LONDON – The Bank of England’s Governor Mark Carney said the US-China deal on the sidelines of the G20 summit last weekend for the resumption of trade talks has helped to soften the dangers weighing on the global economy, WSWS reported Thursday.
In 2017, the world economy was experiencing its fastest growth rate since the global financial crisis of 2008. In addition, there were indications that central banks around the world were seeking to return to more “normal” monetary policy by reducing financial stimulus. This went through the board.
Carney noted that “in recent months, interest rates in the advanced economies have fallen sharply, especially in the United States, where two new rate hikes over the next three years have been reduced to four in the next year.” In the euro zone, markets had begun to forecast further rate cuts and new asset purchases by the European Central Bank.
Interest rate outlooks have a major impact on the bond markets, with long-term government bond yields falling sharply as their prices rise. Bond prices and returns are inversely related.
Carney pointed out that 10-year US Treasury yields hit their lowest level in two-and-a-half years. UK equivalent yields were at their lowest level since the Brexit referendum in 2016 and German 10-year yields were at all-time lows.
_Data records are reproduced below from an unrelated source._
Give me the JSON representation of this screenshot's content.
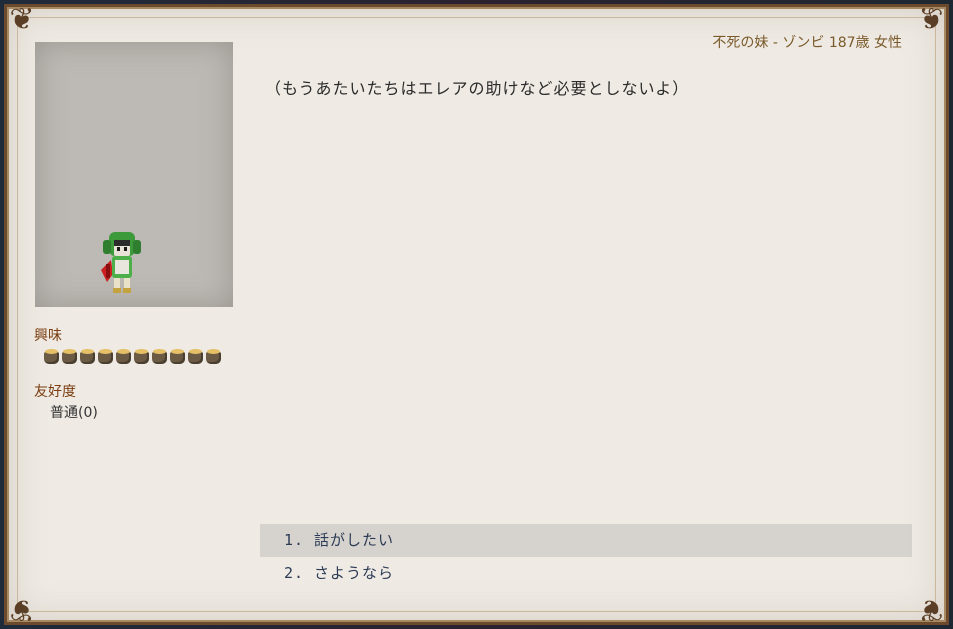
{
  "header": {
    "title": "不死の妹 - ゾンビ 187歳 女性"
  },
  "dialog": {
    "text": "（もうあたいたちはエレアの助けなど必要としないよ）"
  },
  "status": {
    "interest_label": "興味",
    "interest_level": 10,
    "interest_max": 10,
    "affinity_label": "友好度",
    "affinity_value": "普通(0)"
  },
  "choices": [
    {
      "num": "1.",
      "label": "話がしたい",
      "selected": true
    },
    {
      "num": "2.",
      "label": "さようなら",
      "selected": false
    }
  ],
  "colors": {
    "frame": "#6b4a2e",
    "paper": "#efebe4",
    "label_brown": "#7a3c10",
    "choice_text": "#2c3b55",
    "title_text": "#7a5a2a"
  }
}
In all, there is now 13 trillion in investment grade debt traded at negative returns – a record. A negative return means that a buyer of such a financial asset would suffer a loss if it held it until maturity.
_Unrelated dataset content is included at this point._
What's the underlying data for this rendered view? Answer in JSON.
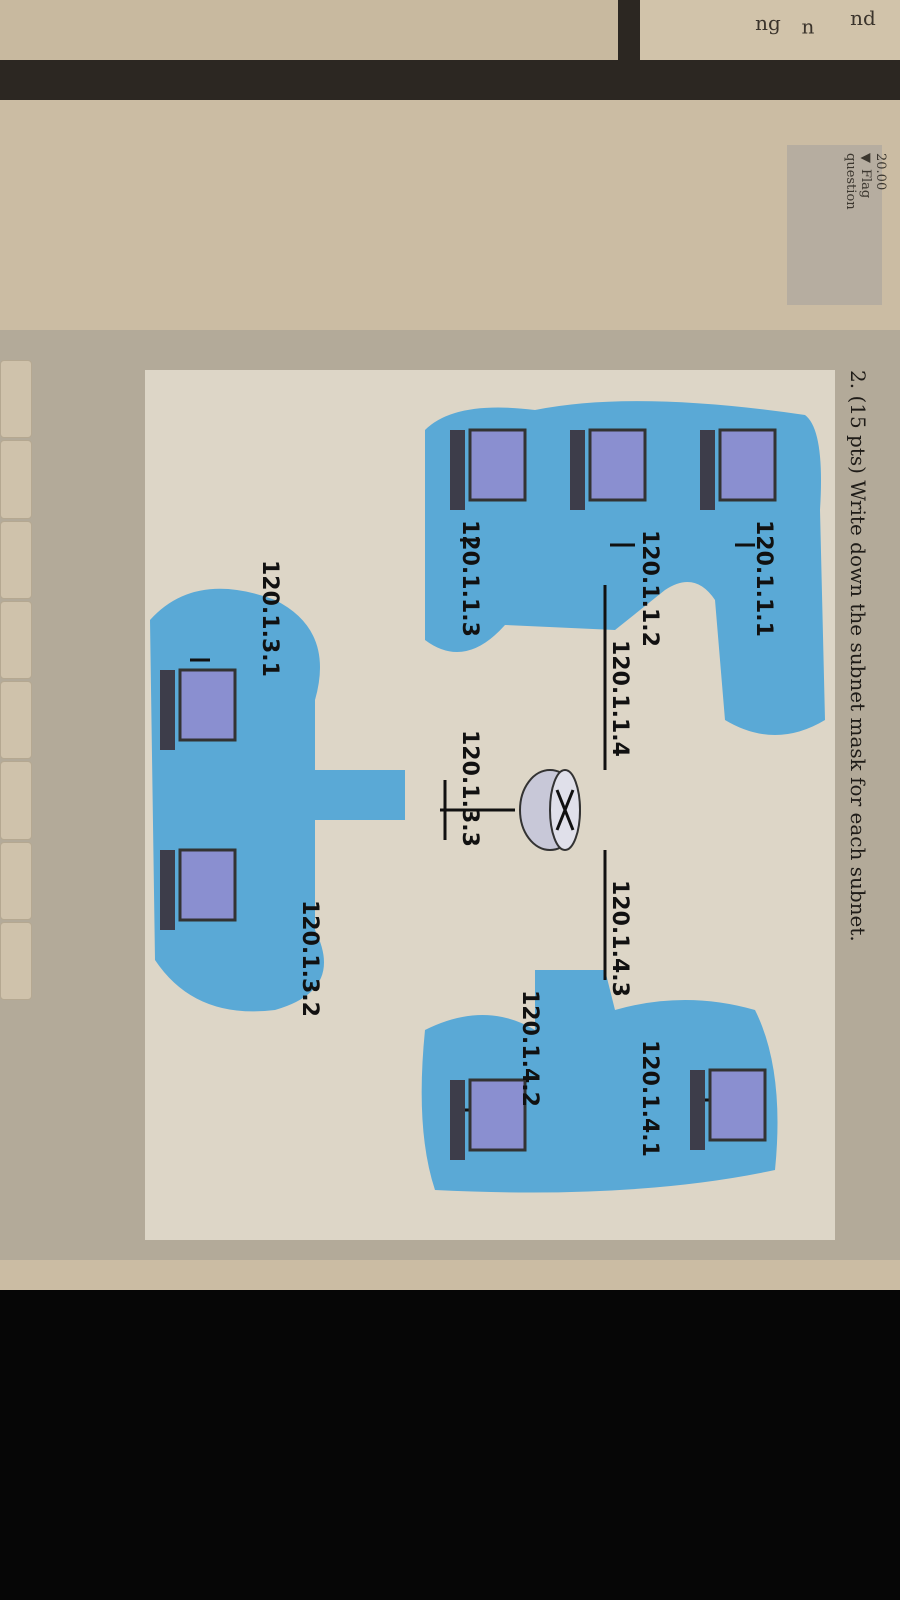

At the same time, the low interest rates had “provided substantial support to the stock markets,” which had now reached unprecedented highs in the United States, “despite an increasingly weak and uncertain economic outlook.”
“These market developments reflect a radical change triggered by growing concerns over growing trade tensions and policy uncertainty omens are disturbing,” said Carney.
The rise in the price of financial assets – bonds and government stocks – is a kind of feverish chart of the growing problems of the underlying real economy.
Over the past year, Carney noted that the global economy has shifted from a solid, broad-based expansion to a general slowdown, with the proportion of the global economy rising from four-fifths to one-sixth above the global economy trend.
Initially motivated by concerns about bilateral trade imbalances, trade measures are being taken to address issues ranging from immigration to intellectual property protection, to the control of technologies underlying the fourth industrial Revolution. It has even become fashionable for some to talk about a new cold war. However, this “new cold war” is taking place in very different conditions from those of the twentieth century, with the escalation of the trade war becoming more and more acute with the increasingly integrated nature of the global economy.
At the height of the Cold War, Carney said, trade between the US and the USSR was worth $ 2 billion a year, while today “trade between China and the United States costs $ 2 billion dollars a day.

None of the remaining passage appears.